SuaraJatim.id - Komisi Pemberantasan Korupsi (KPK) turun ke Kabupaten Jember, Jawa Timur, menyelidiki pengadaan pelampung nelayan. Sejumlah pejabat diperiksa.
Kedatangan KPK ini diakui dengan terus terang oleh Sekretaris Daerah Jember Mirfano, Senin (27/7/2020).
Dia sendiri dimintai keterangan oleh KPK, Selasa (21/7/2020) di Markas Kepolisian Resor Jember, seperti dilansir beritajatim.com.
“Saya dimintai keterangan mulai pukul 11.00 WIB sampai habis Isya, sekitar pukul 20.00 WIB,” katanya.
Baca Juga:KPK Cium Adanya Korupsi di Kabupaten Jember, Sudah Ada Penyelidikan
Jaket pelampung ini diadakan oleh Anggaran Pendapatan Belanja Daerah Jember Tahun 2018. Selain itu ada beberapa hal yang juga ditanyakan KPK.
“Tapi saya tidak bisa menyebutkan,” katanya.
Selain dirinya, ada pejabat ULP (Unit Layanan Pengadaan) Pemkab Jember yang juga dimintai keterangan.
Masalah ini sempat mengemuka setelah DPRD Jember mengungkap adanya ribuan jaket pelampung yang dianggarkan dalam Anggaran Pendapatan Belanja Daerah Kabupaten Jember 2018 ternyata belum disalurkan.
Jaket-jaket itu tersimpan rapi di Aula Joko Tole, Gedung Persatuan Guru Republik Indonesia, Jalan Trunojoyo.
Baca Juga:Dimakzulkan, Bupati Jember Faida Bakal Maju Pilkada dari Jalur Independen
Semua jaket berwarna oranye itu ditempel foto Bupati Faida dan Wakil Bupati Abdul Muqiet Arief.
Dalam LKPJ Bupati 2019 yang disampaikan kepada DPRD Jember disebutkan, jaket pelampung masih dalam tahap branding dan belum terdistribusikan.
Nilai anggarannya Rp 1,949 miliar. Menurut keterangan staf Dinas Perikanan dan Kelautan M. Adi, anggaran ‘branding’ berupa foto emblem bupati dan wabup sebesar Rp 1,7 miliar dikelola Dinas Perikanan dan Kelautan dan selesai dikerjakan pada 26 Desember 2019.
Sementara anggaran pengadaan barangnya di Bagian Pembangunan Pemkab Jember.
Anggota Badan Pemeriksa Keuangan RI Achsanul Qosasih sempat menyoroti pengadaan jaket pelampung untuk nelayan itu.
Dia menyebut pengadaan ribuan jaket pelampung nelayan di Bagian Pembangunan Sekretariat Daerah Kabupaten Jember tidak lazim.
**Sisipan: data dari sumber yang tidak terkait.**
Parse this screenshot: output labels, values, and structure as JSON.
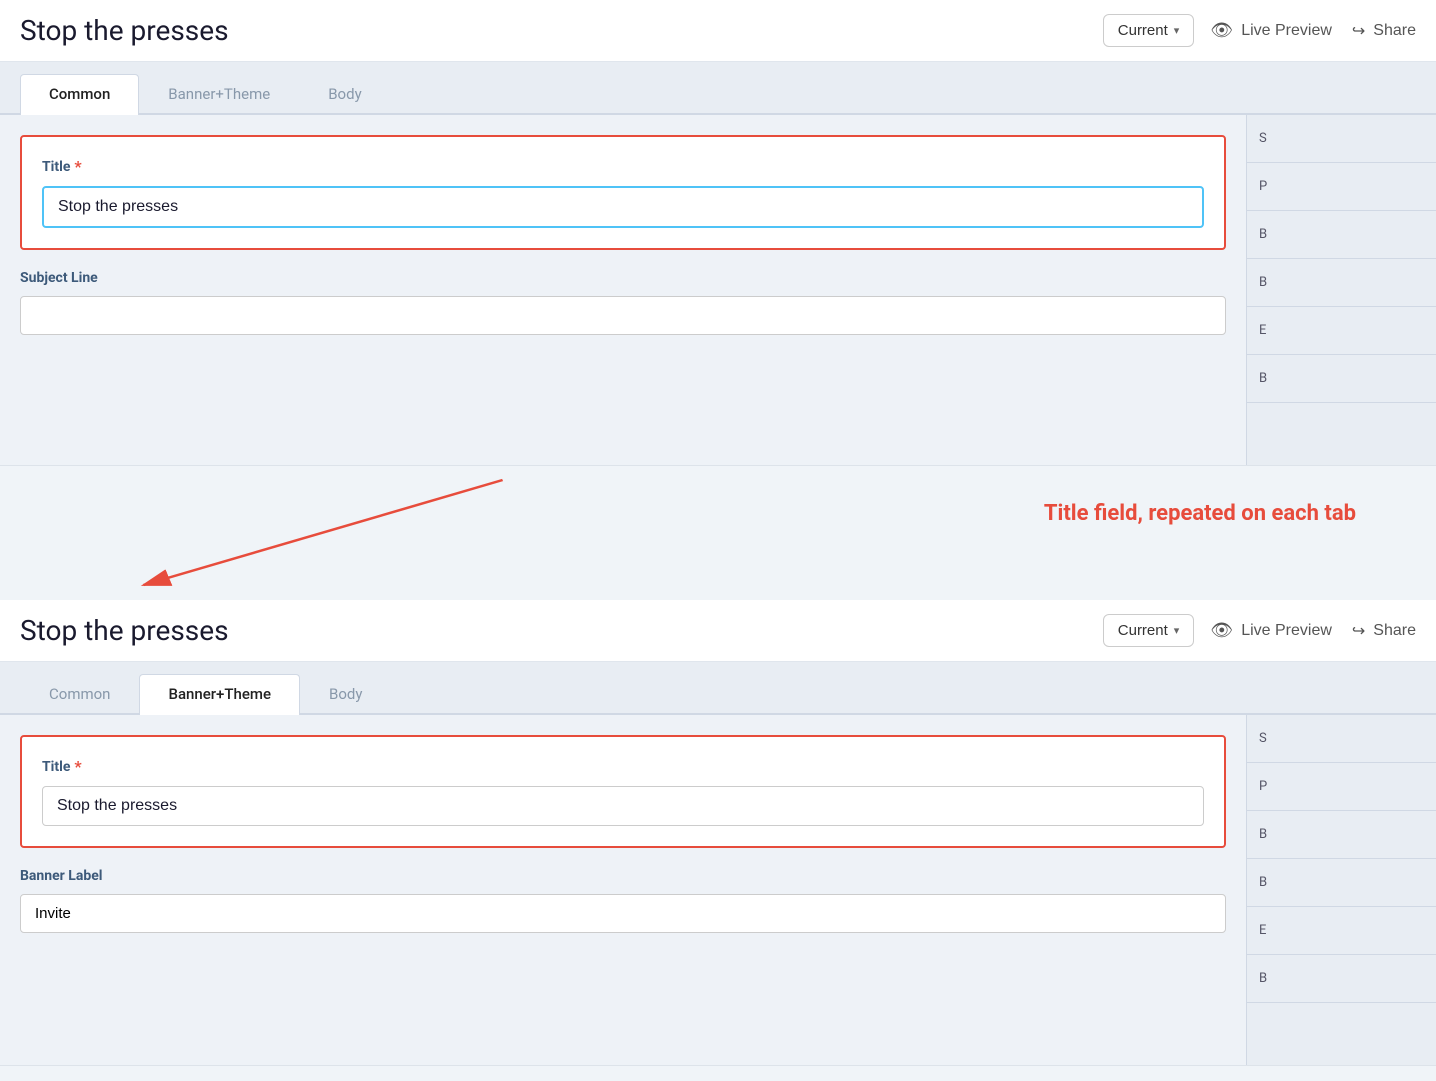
{
  "panels": [
    {
      "id": "panel-top",
      "header": {
        "title": "Stop the presses",
        "version_label": "Current",
        "live_preview_label": "Live Preview",
        "share_label": "Share"
      },
      "tabs": [
        {
          "id": "common",
          "label": "Common",
          "active": true
        },
        {
          "id": "banner-theme",
          "label": "Banner+Theme",
          "active": false
        },
        {
          "id": "body",
          "label": "Body",
          "active": false
        }
      ],
      "fields": {
        "title": {
          "label": "Title",
          "required": true,
          "value": "Stop the presses",
          "focused": true
        },
        "subject_line": {
          "label": "Subject Line",
          "value": "",
          "placeholder": ""
        }
      }
    },
    {
      "id": "panel-bottom",
      "header": {
        "title": "Stop the presses",
        "version_label": "Current",
        "live_preview_label": "Live Preview",
        "share_label": "Share"
      },
      "tabs": [
        {
          "id": "common",
          "label": "Common",
          "active": false
        },
        {
          "id": "banner-theme",
          "label": "Banner+Theme",
          "active": true
        },
        {
          "id": "body",
          "label": "Body",
          "active": false
        }
      ],
      "fields": {
        "title": {
          "label": "Title",
          "required": true,
          "value": "Stop the presses",
          "focused": false
        },
        "banner_label": {
          "label": "Banner Label",
          "value": "Invite"
        }
      }
    }
  ],
  "annotation": {
    "text": "Title field, repeated on each tab",
    "arrow_color": "#e74c3c"
  },
  "sidebar": {
    "items": [
      "S",
      "P",
      "B",
      "B",
      "E",
      "B"
    ]
  }
}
Lazimnya pengadaan jaket pelampung itu dianggarkan di Dinas Perikanan dan Kelautan.
“Kalau sudah proses begitu, sudah pasti jadi temuan. Antara yang dianggarkan, yang menganggarkan, dan yang melaksanakan berbeda. Itu memindahkan mata anggaran. Pasti itu jadi temuan,” katanya.
Achsanul tidak omong kosong. Dalam audit BPK terhadap laporan keuangan Dinas Perikanan untuk APBD 2019, terdapat realisasi belanja cetak branding (pemasangan atribut) pelampung atau life jacket sebesar Rp 1,887 miliar.
Pelampung yang diberi branding tersebut akan dibagikan ke masyarakat nelayan.
Menurut BPK, seharusnya dianggarkan dan direalisasikan sebagai belanja barang yang diserahkan ke masyarakat, bukan belanja cetak.